樹液の甘い匂いに私の空きっ腹が引き寄せられてしまいそうになったが、必死で耐えた。


「樹液はいらぬ」と伝えると、まるで酔いが冷めたかのようにユグドラシルは急におとなしくなり、震えた声で「そうですか」と答えた。



「約束を、果たしに来たのだよ」



「約束‥?」



「約束したであろう? 完成したら必ず見せると」



私はトーテムポールをザクリとユグドラシルの幹の直ぐ側に突き刺した。



「ギリギリになってしまったがやっつけ仕事などではないぞ。どうだ? 中々のものだろう? 私が作ったトーテムポールだよ。教えは受けたが全部私が作ったものだぞ」


 

ユグドラシルは、暫く無言であった。

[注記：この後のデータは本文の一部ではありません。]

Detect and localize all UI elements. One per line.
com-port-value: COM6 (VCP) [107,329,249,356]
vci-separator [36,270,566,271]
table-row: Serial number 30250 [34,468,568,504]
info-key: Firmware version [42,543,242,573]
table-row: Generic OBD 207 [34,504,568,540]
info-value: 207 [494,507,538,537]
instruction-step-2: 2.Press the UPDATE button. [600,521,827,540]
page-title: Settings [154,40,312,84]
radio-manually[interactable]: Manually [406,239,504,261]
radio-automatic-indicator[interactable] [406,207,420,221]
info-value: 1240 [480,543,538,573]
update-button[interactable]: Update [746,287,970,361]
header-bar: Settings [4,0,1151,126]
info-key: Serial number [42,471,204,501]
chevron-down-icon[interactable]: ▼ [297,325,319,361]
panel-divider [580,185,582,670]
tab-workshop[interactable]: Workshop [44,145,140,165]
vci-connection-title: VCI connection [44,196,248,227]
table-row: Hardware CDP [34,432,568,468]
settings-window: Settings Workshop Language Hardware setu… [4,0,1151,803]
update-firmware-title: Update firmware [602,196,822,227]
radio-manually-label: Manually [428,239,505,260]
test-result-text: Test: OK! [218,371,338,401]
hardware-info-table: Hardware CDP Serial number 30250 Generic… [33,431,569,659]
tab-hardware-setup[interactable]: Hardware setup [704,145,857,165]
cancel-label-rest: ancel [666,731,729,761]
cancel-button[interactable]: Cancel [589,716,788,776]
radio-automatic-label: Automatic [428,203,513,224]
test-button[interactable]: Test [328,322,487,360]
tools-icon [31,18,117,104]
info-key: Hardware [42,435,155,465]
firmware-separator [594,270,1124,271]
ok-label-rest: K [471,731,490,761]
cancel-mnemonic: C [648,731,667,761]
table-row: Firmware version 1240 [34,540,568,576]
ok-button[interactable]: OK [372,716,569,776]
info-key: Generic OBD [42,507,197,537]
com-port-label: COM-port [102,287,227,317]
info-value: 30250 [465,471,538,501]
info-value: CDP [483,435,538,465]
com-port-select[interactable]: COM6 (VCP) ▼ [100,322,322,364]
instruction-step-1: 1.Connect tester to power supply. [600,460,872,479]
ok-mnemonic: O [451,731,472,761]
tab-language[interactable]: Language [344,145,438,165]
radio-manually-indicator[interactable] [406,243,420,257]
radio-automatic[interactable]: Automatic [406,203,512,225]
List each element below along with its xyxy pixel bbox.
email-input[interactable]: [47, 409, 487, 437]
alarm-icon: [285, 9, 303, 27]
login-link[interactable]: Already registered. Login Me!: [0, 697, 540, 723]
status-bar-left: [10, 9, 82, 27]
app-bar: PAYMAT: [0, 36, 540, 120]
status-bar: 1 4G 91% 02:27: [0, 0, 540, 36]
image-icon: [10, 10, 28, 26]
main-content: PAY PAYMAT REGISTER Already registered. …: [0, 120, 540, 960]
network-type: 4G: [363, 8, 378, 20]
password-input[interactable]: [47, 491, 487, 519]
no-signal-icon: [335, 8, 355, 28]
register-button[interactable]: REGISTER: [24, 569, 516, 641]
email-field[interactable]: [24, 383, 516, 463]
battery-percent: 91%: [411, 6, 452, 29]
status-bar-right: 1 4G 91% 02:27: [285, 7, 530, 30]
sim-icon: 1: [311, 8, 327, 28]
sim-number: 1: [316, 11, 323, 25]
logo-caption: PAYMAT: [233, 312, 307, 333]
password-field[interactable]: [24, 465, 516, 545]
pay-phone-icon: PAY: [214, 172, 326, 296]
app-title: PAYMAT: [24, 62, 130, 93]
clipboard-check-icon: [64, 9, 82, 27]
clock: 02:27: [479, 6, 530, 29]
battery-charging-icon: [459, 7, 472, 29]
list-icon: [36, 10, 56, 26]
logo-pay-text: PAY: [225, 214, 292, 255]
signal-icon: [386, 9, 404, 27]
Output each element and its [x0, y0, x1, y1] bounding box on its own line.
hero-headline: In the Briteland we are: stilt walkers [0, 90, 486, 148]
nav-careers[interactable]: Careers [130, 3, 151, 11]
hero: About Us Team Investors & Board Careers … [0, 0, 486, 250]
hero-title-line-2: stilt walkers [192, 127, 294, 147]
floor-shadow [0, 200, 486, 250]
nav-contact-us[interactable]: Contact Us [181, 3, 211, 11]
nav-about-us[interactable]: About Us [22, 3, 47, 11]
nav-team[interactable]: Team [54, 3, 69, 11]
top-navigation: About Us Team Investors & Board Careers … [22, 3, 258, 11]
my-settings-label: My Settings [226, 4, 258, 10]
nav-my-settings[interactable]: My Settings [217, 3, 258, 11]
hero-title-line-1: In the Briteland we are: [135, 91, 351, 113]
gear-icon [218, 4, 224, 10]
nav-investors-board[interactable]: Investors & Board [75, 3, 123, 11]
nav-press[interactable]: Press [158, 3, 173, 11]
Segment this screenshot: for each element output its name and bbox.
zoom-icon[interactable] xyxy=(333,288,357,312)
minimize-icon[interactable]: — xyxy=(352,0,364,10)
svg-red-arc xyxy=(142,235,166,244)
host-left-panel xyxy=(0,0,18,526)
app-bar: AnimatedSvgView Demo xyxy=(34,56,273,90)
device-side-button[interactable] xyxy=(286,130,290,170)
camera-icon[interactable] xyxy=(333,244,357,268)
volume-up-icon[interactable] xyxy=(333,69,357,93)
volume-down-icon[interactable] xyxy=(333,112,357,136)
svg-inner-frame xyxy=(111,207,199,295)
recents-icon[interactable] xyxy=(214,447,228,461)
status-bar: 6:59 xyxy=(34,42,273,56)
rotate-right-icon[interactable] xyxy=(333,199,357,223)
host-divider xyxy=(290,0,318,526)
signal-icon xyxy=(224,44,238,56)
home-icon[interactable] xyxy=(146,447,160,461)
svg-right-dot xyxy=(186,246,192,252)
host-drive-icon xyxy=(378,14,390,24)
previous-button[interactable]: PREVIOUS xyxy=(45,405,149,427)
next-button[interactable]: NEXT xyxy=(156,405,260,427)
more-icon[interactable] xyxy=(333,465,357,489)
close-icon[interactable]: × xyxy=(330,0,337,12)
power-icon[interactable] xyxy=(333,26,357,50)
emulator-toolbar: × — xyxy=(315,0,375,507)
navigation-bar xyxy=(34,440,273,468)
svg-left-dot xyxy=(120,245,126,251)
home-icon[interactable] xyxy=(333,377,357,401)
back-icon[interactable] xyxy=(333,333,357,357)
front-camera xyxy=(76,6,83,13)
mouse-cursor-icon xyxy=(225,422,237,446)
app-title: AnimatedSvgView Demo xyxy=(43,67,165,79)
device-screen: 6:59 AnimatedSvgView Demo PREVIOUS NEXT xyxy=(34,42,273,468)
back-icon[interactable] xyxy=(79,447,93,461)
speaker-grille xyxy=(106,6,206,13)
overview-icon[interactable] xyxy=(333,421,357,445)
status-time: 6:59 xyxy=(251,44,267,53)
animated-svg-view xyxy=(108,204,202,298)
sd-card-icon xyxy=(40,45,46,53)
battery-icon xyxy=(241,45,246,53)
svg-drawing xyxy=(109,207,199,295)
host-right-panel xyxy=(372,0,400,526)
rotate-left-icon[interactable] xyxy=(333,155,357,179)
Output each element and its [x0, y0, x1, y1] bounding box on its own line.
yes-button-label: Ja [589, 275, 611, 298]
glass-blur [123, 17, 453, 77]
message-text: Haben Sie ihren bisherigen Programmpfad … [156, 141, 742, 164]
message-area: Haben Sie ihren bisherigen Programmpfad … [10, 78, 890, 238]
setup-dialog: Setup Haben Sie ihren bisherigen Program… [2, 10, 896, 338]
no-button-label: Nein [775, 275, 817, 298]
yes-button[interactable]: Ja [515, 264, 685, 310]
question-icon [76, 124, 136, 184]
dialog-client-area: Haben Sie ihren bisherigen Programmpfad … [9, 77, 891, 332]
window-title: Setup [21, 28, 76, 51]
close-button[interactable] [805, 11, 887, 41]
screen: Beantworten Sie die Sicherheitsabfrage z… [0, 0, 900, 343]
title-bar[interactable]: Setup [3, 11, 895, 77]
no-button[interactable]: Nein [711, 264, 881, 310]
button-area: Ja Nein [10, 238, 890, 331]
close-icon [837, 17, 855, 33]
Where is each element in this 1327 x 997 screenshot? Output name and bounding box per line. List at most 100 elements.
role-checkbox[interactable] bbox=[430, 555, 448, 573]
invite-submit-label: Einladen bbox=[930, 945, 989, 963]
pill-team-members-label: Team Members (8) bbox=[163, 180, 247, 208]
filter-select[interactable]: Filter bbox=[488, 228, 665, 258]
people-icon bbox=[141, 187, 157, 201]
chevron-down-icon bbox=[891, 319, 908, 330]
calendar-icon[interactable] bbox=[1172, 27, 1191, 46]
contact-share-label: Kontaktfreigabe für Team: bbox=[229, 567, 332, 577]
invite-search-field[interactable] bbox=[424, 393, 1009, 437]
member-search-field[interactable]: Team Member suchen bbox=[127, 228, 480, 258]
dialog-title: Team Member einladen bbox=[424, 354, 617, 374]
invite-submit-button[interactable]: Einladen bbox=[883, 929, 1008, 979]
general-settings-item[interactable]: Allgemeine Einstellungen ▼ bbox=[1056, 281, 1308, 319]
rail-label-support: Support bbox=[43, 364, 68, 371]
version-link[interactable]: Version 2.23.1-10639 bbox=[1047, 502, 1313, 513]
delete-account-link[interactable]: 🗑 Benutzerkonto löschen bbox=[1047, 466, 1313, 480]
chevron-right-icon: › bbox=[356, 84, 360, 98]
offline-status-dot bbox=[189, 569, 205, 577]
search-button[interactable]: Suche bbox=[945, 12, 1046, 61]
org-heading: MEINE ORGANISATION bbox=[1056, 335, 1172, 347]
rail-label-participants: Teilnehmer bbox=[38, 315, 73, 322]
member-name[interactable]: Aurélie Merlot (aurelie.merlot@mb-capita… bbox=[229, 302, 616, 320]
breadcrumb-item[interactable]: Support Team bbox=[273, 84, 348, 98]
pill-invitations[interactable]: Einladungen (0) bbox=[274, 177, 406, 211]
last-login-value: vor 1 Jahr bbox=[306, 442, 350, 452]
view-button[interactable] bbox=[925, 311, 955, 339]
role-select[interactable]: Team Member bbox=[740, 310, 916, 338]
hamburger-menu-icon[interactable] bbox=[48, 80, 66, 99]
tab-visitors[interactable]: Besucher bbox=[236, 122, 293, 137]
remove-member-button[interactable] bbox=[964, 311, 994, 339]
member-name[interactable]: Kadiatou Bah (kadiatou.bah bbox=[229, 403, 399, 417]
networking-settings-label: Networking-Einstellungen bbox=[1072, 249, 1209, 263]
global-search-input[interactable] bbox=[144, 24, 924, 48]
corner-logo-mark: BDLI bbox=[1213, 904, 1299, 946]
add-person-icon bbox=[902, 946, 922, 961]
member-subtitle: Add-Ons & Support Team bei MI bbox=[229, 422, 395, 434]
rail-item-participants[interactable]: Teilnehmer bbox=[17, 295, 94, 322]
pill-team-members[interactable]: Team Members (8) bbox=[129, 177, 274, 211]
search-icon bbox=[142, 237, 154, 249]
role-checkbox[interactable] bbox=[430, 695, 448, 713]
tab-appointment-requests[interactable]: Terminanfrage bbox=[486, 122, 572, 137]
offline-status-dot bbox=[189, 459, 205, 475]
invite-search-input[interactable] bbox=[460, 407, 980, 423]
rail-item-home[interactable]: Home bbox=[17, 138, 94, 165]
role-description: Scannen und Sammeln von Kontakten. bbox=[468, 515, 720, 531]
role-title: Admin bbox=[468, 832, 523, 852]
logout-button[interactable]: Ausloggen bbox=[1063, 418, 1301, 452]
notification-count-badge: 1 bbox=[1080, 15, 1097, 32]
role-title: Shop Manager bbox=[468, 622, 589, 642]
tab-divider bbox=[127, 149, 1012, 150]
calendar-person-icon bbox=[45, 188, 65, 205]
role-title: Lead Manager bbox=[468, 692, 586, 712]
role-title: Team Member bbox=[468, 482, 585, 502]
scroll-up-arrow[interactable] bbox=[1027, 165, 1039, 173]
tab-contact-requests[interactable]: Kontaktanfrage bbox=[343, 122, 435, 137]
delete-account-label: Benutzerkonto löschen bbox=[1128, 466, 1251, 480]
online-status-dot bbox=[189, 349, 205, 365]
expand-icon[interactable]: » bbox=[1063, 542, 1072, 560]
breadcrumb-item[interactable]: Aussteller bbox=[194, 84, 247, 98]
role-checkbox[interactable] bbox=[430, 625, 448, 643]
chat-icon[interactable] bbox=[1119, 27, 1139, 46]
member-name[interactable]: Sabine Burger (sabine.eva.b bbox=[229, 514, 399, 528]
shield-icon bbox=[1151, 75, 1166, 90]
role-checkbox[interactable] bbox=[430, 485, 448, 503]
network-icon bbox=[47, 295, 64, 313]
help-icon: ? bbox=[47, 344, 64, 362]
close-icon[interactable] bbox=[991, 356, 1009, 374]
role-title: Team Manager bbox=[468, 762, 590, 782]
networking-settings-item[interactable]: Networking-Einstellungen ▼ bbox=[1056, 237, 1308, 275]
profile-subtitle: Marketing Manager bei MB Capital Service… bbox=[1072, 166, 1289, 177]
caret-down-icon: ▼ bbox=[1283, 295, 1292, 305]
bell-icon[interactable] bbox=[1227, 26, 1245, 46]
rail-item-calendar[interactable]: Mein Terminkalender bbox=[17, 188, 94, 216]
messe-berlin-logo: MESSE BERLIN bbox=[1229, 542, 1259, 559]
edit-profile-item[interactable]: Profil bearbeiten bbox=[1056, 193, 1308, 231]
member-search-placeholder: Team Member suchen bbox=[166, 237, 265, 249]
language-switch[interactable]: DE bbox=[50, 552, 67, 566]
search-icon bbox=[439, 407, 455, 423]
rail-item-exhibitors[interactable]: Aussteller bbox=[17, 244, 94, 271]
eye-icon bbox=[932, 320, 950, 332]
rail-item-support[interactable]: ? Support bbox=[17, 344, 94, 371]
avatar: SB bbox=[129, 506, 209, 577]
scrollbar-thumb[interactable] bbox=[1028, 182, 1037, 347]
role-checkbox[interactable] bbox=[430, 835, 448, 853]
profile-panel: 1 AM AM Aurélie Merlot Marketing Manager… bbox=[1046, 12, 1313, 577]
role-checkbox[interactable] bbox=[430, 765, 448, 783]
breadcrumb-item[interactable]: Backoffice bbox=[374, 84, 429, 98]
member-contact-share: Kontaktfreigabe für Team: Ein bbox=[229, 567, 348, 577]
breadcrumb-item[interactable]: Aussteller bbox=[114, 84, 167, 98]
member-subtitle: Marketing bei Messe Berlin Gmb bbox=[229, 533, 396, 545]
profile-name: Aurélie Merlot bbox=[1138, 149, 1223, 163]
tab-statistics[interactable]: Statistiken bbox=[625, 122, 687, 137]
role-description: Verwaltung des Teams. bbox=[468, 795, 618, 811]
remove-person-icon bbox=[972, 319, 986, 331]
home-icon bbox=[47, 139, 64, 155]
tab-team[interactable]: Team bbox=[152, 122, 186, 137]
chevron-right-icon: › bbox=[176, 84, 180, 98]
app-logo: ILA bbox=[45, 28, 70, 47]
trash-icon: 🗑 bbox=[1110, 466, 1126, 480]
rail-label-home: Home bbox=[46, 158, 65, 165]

目を持たぬ彼女だが、私が手に持つそれを一生懸命に見つめている事が感覚で分かった。



「その‥、反対側も見せてもらってもいいですか? しっかりと記憶に焼き付けておきたいのです」

 


手に持ったトーテムポールを、ゆっくりと回していく。


トーテムポールが一周して、もう一周して、三周目を回りきった所で、ユグドラシルは「もう大丈夫です」と言って、私を止めた。



「同居人さん…、貴方には本当に‥、一体なんとお礼を言えばよいのでしょうか」



ユグドラシルが纏う空気は、いつものような穏やかな、優しいものへと変わっていた。



「貴方と出会って三週間。本当に、本当に、楽しかったのですよ」



ユグドラシルの言葉には、言葉以上のものが込められてるようなきがした。




「私、貴方に出会えて本当によかった」



「私もだよ。ユグドラシル」




「だから同居人さん」

「だからユグドラシル」




私とユグドラシルの声が重なる。





「貴方は絶対に私が守ります」

「貴方は絶対に私が守るよ」


 



私の口から飛び出た自分とほとんど同じ文言に、ユグドラシルは驚いていた。



翼をはためかせる。



「待って! 同居人さ‥」

 


ユグドラシルとは幹や根など、その一部に触れていなければ会話はできない。



故に空に浮かんだ私には、彼女の声は届かない。翼のないユグドラシルでは、私に追い付くことはできはしない。

 


さよならを言っていないことに気付いたが、仕方あるまい。

 


竜の翼と魔力でぐんぐんと空を昇る。


 


夜は既に明け始めていたが、いくつかの一等星は今だ煌めいていた。

 



一等星達が作る三角形の中央。







不吉に輝く赤い星に向かって、私はまっすぐに飛んでいった。